Korkusu yüzünden ölüme gitti
Gülper Refiğ 34 yıllık eşi Halit Refiğ’in rahatsızlığının bu kadar ilerlemesini VATAN’a şu sözlerle anlatmıştı: ” 40 yıl önce safra kesesindeki taş nedeniyle ameliyat olması gerekiyordu. Ancak Halit’in en büyük korkusu anestezi yüzünden hafızasındakilerin boşalmasıydı ve bu yüzden o operasyondan kaçdı. 40 yıl boyunca o taşla yaşadı. Halit ne teröristten ne de katilden korkar. Unutmaktan korkup ameliyat olmadığı için bu hale geldi. Hastalığıyla uzun süre mücadele ettiklerini fakat başarılı olamadıklarını belirten Dr. Koray Acarlı ise, “Biz savaşırken kendisi hastalığıyla dalga geçiyordu. Son ana kadar hep bilinci yerindeydi” dedi.
Filmi yakıldı
“Yasak Aşk”, “Şehirdeki Yabancı”, “Gurbet Kuşları”, “Haremde Dört Kadın”, “Bir Türk’e Gönül Verdim” filmlerine imza attı ve bu filmlerle Moskova, Yeni Delhi ve Sorrento Film Festivallerinde çeşitli ödüller kazandı. 64 yılında “Gurbet Kuşları” ile Antalya Altın Portakal Film Festivali’nde “En İyi Yönetmen” ödülünü aldı. 1975’te TRT Kurumu adına çektiği “Aşk-ı Memnu” ile televizyon dizilerine öncü oldu. TRT’de danışman kurulunda görev alan Refiğ’in, TRT adına 1981 yılında gerçekleştirdiği Kemal Tahir’in aynı adlı romanından uyarladığı “Yorgun Savaşçı” adlı filminin yakıldığı ilan edildi. Bu film, 1993’te televizyonlarda gösterildi. 1976’da ABD’de Wisconsin Üniversitesi’nde, 1984 yılında Ohio Denison Üniversitesi’nde eğitim çalışmalarına katıldı. Öğrencileri ile birlikte “The Intercessors”, “In the Wilderness” adlı filmleri gerçekleştirdi.
SANAT DÜNYASI YASTA
Müjde Ar: Bana Nihal’i değil Bihter’i oynattı. Halit Refiğ 17 yaşında beni sahnede izliyor ve çok beğeniyor. O dönem çekeceği “Cennetin Kapısı isimli filminde oynamam için teklifte bulunuyor. Lise sonda olduğum için üniversite sınavı nedeniyle filmde oynayamıyorum. Aradan 5 yıl geçiyor ve Aşk-ı Memnu için yine beni düşünüyor. Salih Güney de beni Nihal karakteri için tavsiye ediyor. Refiğ’in evine gittim ve beni görür görmez ’Sen Bihter’i oynayacaksın’ diyor. O, sinemadaki yol göstericim gerçekten efsane bir yönetmendi.

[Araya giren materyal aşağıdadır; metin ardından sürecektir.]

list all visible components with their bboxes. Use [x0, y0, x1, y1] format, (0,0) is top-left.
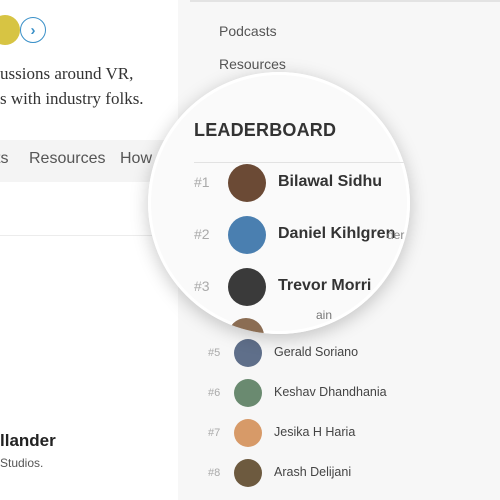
leaderboard-row-top[interactable]: #3 Trevor Morri — [194, 268, 410, 308]
sidebar-item-resources[interactable]: Resources — [219, 56, 286, 72]
leaderboard-row[interactable]: #7 Jesika H Haria — [208, 419, 488, 449]
avatar — [234, 419, 262, 447]
member-name: Daniel Kihlgren — [278, 225, 396, 242]
leaderboard-title: LEADERBOARD — [194, 120, 337, 140]
member-name: Keshav Dhandhania — [274, 385, 387, 399]
member-name: Jesika H Haria — [274, 425, 356, 439]
next-arrow-button[interactable]: › — [20, 17, 46, 43]
chevron-right-icon: › — [30, 21, 36, 39]
leaderboard-row-top[interactable]: #2 Daniel Kihlgren der — [194, 216, 410, 256]
rank-label: #8 — [208, 467, 221, 479]
featured-member-company: Studios. — [0, 456, 44, 470]
tab-resources[interactable]: Resources — [29, 150, 105, 168]
member-name: Arash Delijani — [274, 465, 352, 479]
rank-label: #6 — [208, 387, 221, 399]
member-name: Trevor Morri — [278, 277, 372, 294]
tab-how[interactable]: How — [120, 150, 152, 168]
leaderboard-row[interactable]: #6 Keshav Dhandhania — [208, 379, 488, 409]
community-description: ussions around VR, s with industry folks… — [0, 61, 180, 111]
description-line: ussions around VR, — [0, 64, 134, 83]
rank-label: #1 — [194, 174, 210, 190]
tab-posts[interactable]: ts — [0, 150, 8, 168]
sidebar-top-divider — [190, 0, 500, 2]
rank-label: #2 — [194, 226, 210, 242]
avatar — [234, 339, 262, 367]
avatar — [228, 164, 266, 202]
sidebar-item-podcasts[interactable]: Podcasts — [219, 23, 277, 39]
obscured-text: ain — [316, 308, 333, 322]
avatar — [234, 459, 262, 487]
avatar — [228, 216, 266, 254]
avatar — [234, 379, 262, 407]
avatar — [228, 268, 266, 306]
member-name: Gerald Soriano — [274, 345, 359, 359]
featured-member-name[interactable]: llander — [0, 431, 56, 451]
leaderboard-divider — [194, 162, 410, 163]
description-line: s with industry folks. — [0, 89, 144, 108]
leaderboard-row[interactable]: #8 Arash Delijani — [208, 459, 488, 489]
rank-label: #3 — [194, 278, 210, 294]
leaderboard-row[interactable]: #5 Gerald Soriano — [208, 339, 488, 369]
main-content: › ussions around VR, s with industry fol… — [0, 0, 178, 500]
community-avatar[interactable] — [0, 15, 20, 45]
magnifier-lens: LEADERBOARD #1 Bilawal Sidhu #2 Daniel K… — [148, 72, 410, 334]
obscured-text: der — [387, 228, 405, 242]
leaderboard-row-top[interactable]: #1 Bilawal Sidhu — [194, 164, 410, 204]
rank-label: #5 — [208, 347, 221, 359]
member-name: Bilawal Sidhu — [278, 173, 383, 190]
rank-label: #7 — [208, 427, 221, 439]
avatar — [228, 318, 264, 334]
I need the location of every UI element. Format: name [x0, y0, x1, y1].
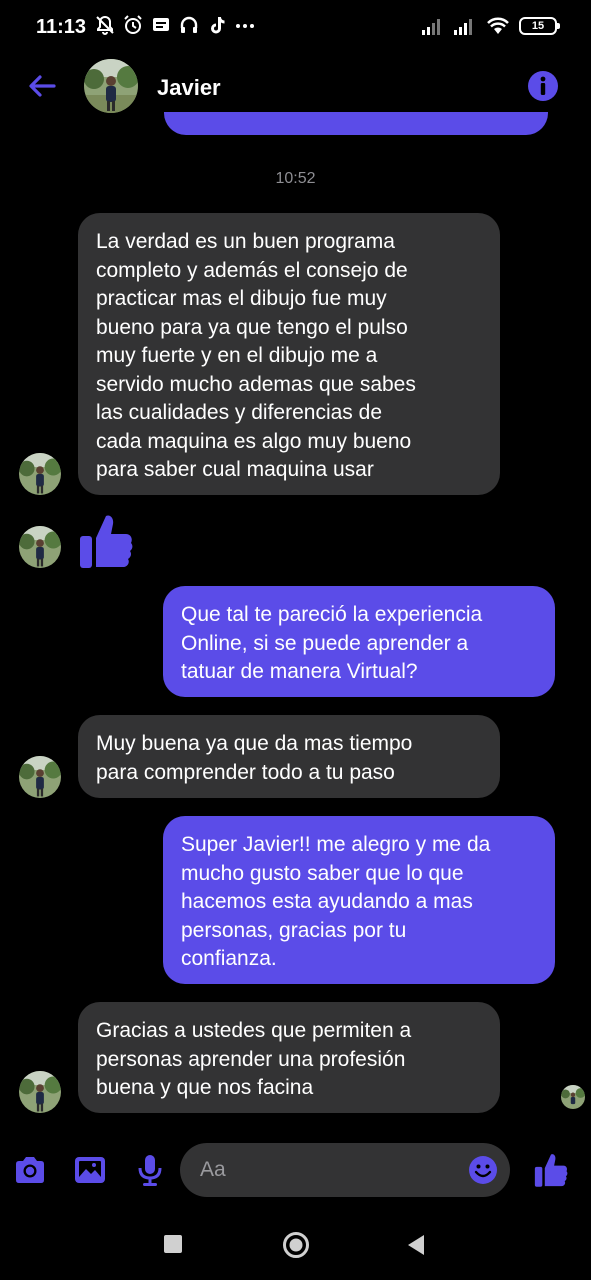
signal-icon	[422, 19, 440, 35]
message-timestamp: 10:52	[275, 170, 316, 187]
message-line: hacemos esta ayudando a mas	[181, 890, 473, 913]
alarm-icon	[124, 15, 142, 34]
message-line: personas, gracias por tu	[181, 918, 407, 942]
signal-icon	[454, 19, 472, 35]
outgoing-message-bubble[interactable]: Que tal te pareció la experiencia Online…	[163, 586, 555, 697]
incoming-message-bubble[interactable]: Muy buena ya que da mas tiempo para comp…	[78, 715, 500, 798]
sender-avatar[interactable]	[19, 756, 61, 798]
messenger-chat-screen: 11:13 15 Javier 10:52 La verdad es un bu…	[0, 0, 591, 1280]
battery-percent: 15	[531, 20, 545, 32]
message-line: Que tal te pareció la experiencia	[181, 603, 483, 626]
message-line: bueno para ya que tengo el pulso	[96, 315, 408, 339]
message-line: Super Javier!! me alegro y me da	[181, 833, 491, 856]
headphones-icon	[180, 16, 198, 33]
wifi-icon	[487, 17, 509, 34]
tiktok-icon	[211, 17, 225, 34]
thumbs-up-icon[interactable]	[78, 512, 134, 570]
sender-avatar[interactable]	[19, 526, 61, 568]
message-line: confianza.	[181, 947, 277, 970]
message-composer: Aa	[0, 1140, 591, 1202]
message-line: para comprender todo a tu paso	[96, 760, 395, 784]
sender-avatar[interactable]	[19, 453, 61, 495]
battery-fill	[522, 20, 527, 32]
status-bar: 11:13 15	[0, 0, 591, 54]
message-line: buena y que nos facina	[96, 1076, 314, 1099]
more-dots-icon	[236, 24, 254, 28]
incoming-message-bubble[interactable]: La verdad es un buen programa completo y…	[78, 213, 500, 495]
recents-button[interactable]	[164, 1235, 182, 1253]
message-line: tatuar de manera Virtual?	[181, 660, 418, 683]
contact-avatar[interactable]	[84, 59, 138, 113]
home-button[interactable]	[282, 1231, 310, 1259]
previous-message-bubble-edge	[164, 112, 548, 135]
message-line: mucho gusto saber que lo que	[181, 861, 464, 885]
message-line: Online, si se puede aprender a	[181, 631, 469, 655]
status-system-icons: 15	[421, 16, 560, 36]
message-line: personas aprender una profesión	[96, 1047, 406, 1071]
contact-name[interactable]: Javier	[157, 75, 221, 101]
battery-indicator: 15	[519, 17, 560, 35]
message-line: La verdad es un buen programa	[96, 230, 395, 253]
message-input-placeholder: Aa	[200, 1158, 226, 1181]
sender-avatar[interactable]	[19, 1071, 61, 1113]
back-nav-button[interactable]	[406, 1234, 426, 1256]
muted-bell-icon	[96, 15, 114, 35]
incoming-message-bubble[interactable]: Gracias a ustedes que permiten a persona…	[78, 1002, 500, 1113]
conversation-header: Javier	[0, 54, 591, 120]
smiley-icon[interactable]	[468, 1155, 498, 1185]
info-icon[interactable]	[527, 70, 559, 102]
message-line: practicar mas el dibujo fue muy	[96, 287, 387, 310]
message-line: Gracias a ustedes que permiten a	[96, 1019, 412, 1042]
status-notification-icons	[94, 14, 256, 36]
message-line: las cualidades y diferencias de	[96, 401, 383, 424]
camera-icon[interactable]	[12, 1152, 48, 1188]
thumbs-up-icon[interactable]	[533, 1152, 569, 1188]
message-line: Muy buena ya que da mas tiempo	[96, 732, 413, 755]
read-receipt-avatar	[561, 1085, 585, 1109]
back-arrow-icon[interactable]	[24, 68, 60, 104]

Hülya Koçyiğit: ” Karılar Koğuşu “ filminin senaryosunu bana gönderdiğinde oradaki masum ve sonunda idam edilen kadını ben oynayacağım sandım. Bana ’Sen oradaki Tözey isimli genelev patroniçesini oynayacaksın’deyince tereddüt ettim. Sonrasında o rol bana Altın Portakal’ı kazandırdı.
Türkan Şoray: Türk Sineması’nın temel taşlarından biriydi. Onu kaybetmekten büyük üzüntü duydum. Hem sinema hem de dostluk adına yeri doldurulamayacak biriydi. Atıf Yılmaz’dan sonra Halit Refiğ’i de kaybetmiş olmak gerçekten canımı acıttı.
Türker İnanoğlu: Sinemaya beraber girdik. Türk sinemasına adını altın harflerle yazdırmış bir kardeşimizdir. 30 yıldır beraber çalışıyorduk. Zaten 54 yıl önce sinemaya girişimizde beraberdir.
Kadir İnanır: Halit Refiğ her ne kadar günümüzde evrensel sinema savunuluyorsa da ulusal Türk Sineması’nın gerçekleşmesi için büyük mücadele vermiştir. Sinemacı kimliğinin yanı sıra iyi bir tarihçi ve düşünürdü. Üzüntümü tarif edemem.
Tanju Gürsu: Onun yönettiği birçok filmde yer aldım ve ödül aldım. Benim için Halit Refiğ Türk Sineması’nda bir ekoldür. Gitti ve iş bitti.
Ekrem Bora: En önemli rejisörü kaybettik
Selda Alkor: Benim sinemada iyi oyuncu olmam onun sayesinde. 65 senesinde yaptığımız ’Güneşe Giden Yol’la birçok şey öğrenmiş oldum ve bugünlere geldim.
Can Gürzap: 1978-83 yıllarında ’Yorgun Savaşçı’televizyon dizisini çekmiştik. Film biliyorsunuz ki sansür nedeniyle yakılmıştı.12 Eylül dönemi malesef o zamanlar sanata da çarpmıştı. Abi-kardeş gibiydik.
Devletten başsağlığı mesajı
Cumhurbaşkanı Abdullah Gül, yayınladığı başsağlığı mesajında ” Unutulmaz filmleriyle yurt içinde ve yurt dışında birçok ödül kazanan Halit Refiğ, başarılı çalışmaları, düşünceleri ve makaleleriyle sinemaya gönül verenlere yol göstermeye devam edecektir “ dedi. Başbakan Recep Tayyip Erdoğan ise ” Türk Sinemasının önemli yönetmenlerinden, ’Ulusal Sinema’akımının öncüsü değerli yönetmen ve düşünce adamı Halit Refiğ’in vefatını teessürle öğrenmiş bulunuyorum “ diyerek üzüntüsünü dile geçtirdi.